According to RFK, Jr., if we all just eat right, exercise and avoid modern medicine we have nothing to fear. Fundamentalists share with eugenicists the notion that a higher power selects those who prosper; it is not up to society to protect the weak of body or will. Both my husband and I exercised regularly, ate a Mediterranean diet, imbibed moderately, slept well, had strong family and friendship circles, attended religious services. Cancer found us anyway. 
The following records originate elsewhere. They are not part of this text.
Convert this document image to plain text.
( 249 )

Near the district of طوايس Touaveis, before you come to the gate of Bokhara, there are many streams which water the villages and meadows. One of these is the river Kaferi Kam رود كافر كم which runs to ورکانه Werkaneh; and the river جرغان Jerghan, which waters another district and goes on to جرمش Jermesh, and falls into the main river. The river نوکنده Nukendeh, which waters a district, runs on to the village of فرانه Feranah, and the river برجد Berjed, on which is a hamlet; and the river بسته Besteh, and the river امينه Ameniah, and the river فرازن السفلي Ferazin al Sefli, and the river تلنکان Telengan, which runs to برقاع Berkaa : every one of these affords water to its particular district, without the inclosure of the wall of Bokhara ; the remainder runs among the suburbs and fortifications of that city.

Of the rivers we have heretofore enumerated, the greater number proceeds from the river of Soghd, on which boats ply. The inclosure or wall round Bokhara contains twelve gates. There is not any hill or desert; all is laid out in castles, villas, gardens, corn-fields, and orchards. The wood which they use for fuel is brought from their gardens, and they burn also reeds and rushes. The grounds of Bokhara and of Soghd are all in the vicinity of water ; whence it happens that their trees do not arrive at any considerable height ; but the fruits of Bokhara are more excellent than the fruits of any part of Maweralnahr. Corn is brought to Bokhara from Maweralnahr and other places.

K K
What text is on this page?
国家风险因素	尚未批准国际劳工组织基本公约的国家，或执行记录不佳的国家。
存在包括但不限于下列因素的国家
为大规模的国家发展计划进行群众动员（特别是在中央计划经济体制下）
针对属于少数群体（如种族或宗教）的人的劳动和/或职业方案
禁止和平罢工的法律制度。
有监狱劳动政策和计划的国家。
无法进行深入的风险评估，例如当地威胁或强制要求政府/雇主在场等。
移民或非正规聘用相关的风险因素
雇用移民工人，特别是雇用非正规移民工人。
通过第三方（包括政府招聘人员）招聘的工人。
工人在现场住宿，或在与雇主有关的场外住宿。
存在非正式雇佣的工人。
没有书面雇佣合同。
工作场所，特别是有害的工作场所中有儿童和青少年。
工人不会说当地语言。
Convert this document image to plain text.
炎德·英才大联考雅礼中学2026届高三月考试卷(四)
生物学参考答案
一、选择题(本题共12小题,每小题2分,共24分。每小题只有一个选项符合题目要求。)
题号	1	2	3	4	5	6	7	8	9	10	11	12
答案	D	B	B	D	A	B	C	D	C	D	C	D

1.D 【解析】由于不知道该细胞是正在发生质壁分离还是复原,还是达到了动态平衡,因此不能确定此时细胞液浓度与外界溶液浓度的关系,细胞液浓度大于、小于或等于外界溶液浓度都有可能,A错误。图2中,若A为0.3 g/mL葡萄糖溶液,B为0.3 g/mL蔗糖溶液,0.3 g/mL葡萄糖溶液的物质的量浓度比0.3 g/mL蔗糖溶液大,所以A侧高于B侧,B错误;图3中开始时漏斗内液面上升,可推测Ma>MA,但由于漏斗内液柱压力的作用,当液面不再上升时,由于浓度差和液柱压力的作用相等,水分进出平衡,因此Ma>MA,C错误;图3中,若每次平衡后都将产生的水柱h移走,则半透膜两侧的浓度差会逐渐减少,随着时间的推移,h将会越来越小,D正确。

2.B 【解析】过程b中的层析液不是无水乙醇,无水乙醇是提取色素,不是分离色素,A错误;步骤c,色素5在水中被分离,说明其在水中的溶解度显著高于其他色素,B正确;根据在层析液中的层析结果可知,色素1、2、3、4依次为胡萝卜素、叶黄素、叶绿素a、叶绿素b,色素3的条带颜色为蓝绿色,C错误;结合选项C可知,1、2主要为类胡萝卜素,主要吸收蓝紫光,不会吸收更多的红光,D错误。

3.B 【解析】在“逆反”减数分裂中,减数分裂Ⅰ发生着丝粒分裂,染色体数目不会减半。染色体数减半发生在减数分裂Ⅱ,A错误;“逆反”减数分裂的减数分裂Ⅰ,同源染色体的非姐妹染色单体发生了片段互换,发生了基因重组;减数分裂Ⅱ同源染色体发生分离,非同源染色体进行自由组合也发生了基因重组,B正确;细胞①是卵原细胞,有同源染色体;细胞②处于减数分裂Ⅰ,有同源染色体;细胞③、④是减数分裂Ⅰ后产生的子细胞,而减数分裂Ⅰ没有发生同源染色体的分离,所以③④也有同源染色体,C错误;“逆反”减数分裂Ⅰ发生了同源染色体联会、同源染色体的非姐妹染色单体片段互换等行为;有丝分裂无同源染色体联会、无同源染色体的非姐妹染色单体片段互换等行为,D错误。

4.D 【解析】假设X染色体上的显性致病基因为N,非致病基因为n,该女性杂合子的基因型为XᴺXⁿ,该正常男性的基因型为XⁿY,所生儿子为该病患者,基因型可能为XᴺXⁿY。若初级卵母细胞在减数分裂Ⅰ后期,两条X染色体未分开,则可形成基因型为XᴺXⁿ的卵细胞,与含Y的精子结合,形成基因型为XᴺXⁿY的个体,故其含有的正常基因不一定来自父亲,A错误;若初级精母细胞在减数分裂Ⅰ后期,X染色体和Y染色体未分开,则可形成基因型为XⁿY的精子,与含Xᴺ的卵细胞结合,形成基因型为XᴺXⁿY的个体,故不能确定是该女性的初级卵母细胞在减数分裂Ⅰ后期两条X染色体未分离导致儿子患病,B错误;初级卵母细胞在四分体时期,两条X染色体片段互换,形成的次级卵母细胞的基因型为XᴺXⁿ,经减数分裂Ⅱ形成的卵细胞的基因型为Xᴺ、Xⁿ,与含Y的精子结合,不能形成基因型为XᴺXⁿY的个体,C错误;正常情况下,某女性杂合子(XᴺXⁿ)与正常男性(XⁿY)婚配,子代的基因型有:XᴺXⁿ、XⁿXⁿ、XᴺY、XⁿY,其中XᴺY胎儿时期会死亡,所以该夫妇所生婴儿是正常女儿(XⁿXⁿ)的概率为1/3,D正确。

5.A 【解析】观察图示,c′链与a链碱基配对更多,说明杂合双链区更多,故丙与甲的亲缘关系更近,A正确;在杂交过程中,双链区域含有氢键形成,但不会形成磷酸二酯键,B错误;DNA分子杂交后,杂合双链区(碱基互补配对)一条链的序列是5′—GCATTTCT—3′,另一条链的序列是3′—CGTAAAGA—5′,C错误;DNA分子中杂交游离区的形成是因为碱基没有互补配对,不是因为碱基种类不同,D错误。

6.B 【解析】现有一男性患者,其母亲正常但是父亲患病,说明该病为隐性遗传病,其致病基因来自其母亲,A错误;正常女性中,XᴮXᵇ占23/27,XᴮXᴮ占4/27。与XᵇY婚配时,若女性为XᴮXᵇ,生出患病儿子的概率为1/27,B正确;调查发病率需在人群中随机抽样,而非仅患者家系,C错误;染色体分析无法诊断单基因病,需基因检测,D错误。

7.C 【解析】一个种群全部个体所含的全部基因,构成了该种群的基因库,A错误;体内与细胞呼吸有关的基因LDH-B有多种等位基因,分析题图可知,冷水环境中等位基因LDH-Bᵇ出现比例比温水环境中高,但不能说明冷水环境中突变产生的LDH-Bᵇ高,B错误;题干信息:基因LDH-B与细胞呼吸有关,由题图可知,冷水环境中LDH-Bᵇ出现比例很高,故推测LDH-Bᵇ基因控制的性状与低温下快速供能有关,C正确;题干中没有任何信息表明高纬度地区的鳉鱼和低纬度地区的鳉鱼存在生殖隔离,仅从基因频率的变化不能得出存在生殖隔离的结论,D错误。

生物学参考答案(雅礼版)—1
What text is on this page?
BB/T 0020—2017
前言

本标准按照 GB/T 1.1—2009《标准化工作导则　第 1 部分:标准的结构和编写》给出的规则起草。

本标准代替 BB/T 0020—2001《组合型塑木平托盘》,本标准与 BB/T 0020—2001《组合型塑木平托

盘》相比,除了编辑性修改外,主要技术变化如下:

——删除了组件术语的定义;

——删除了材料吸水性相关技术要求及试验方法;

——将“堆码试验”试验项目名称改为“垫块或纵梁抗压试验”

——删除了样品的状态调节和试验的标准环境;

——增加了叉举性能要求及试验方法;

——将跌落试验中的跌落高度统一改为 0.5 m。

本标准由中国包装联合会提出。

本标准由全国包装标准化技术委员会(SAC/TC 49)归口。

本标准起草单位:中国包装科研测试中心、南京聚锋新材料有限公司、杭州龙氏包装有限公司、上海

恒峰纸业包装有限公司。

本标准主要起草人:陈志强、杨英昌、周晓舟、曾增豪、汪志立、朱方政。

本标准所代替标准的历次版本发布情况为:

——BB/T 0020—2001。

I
As a student and teacher of U.S. History, I know that there have been both religious and secular movements that have at various periods attempted to control personal behavior, but this is the first time that nihilism has become actual government policy. 

As Demetre C. Daskalakis wrote in his resignation letter yesterday, “Public health is not merely about the health of the individual, but it is about the health of the community, the nation, the world. The nation’s health security is at risk and is in the hands of people focusing on ideological self-interest.” 

From the canceling of cancer research to the gutting of infectious disease preparedness to the cuts in Medicaid and reproductive health services to the internment of foreign nationals pursuing scientific research in the states, this administration has one message for its citizens: “You are on your own.”

5 thoughts on “Nihilism as Public Policy”

  1. As an MS patient who takes a B-cell depletion therapy, I am also in that high-risk group. Up until now, my husband and son have been militant about getting their boosters as well…it’s what families do to protect each other. But this administration doesn’t seem to care about that, and I am so scared that they won’t be able to access any Covid boosters in the future. The medication I take has literally given me my life back…for now, anyway. I never dreamed that our country would be living this horrible reality.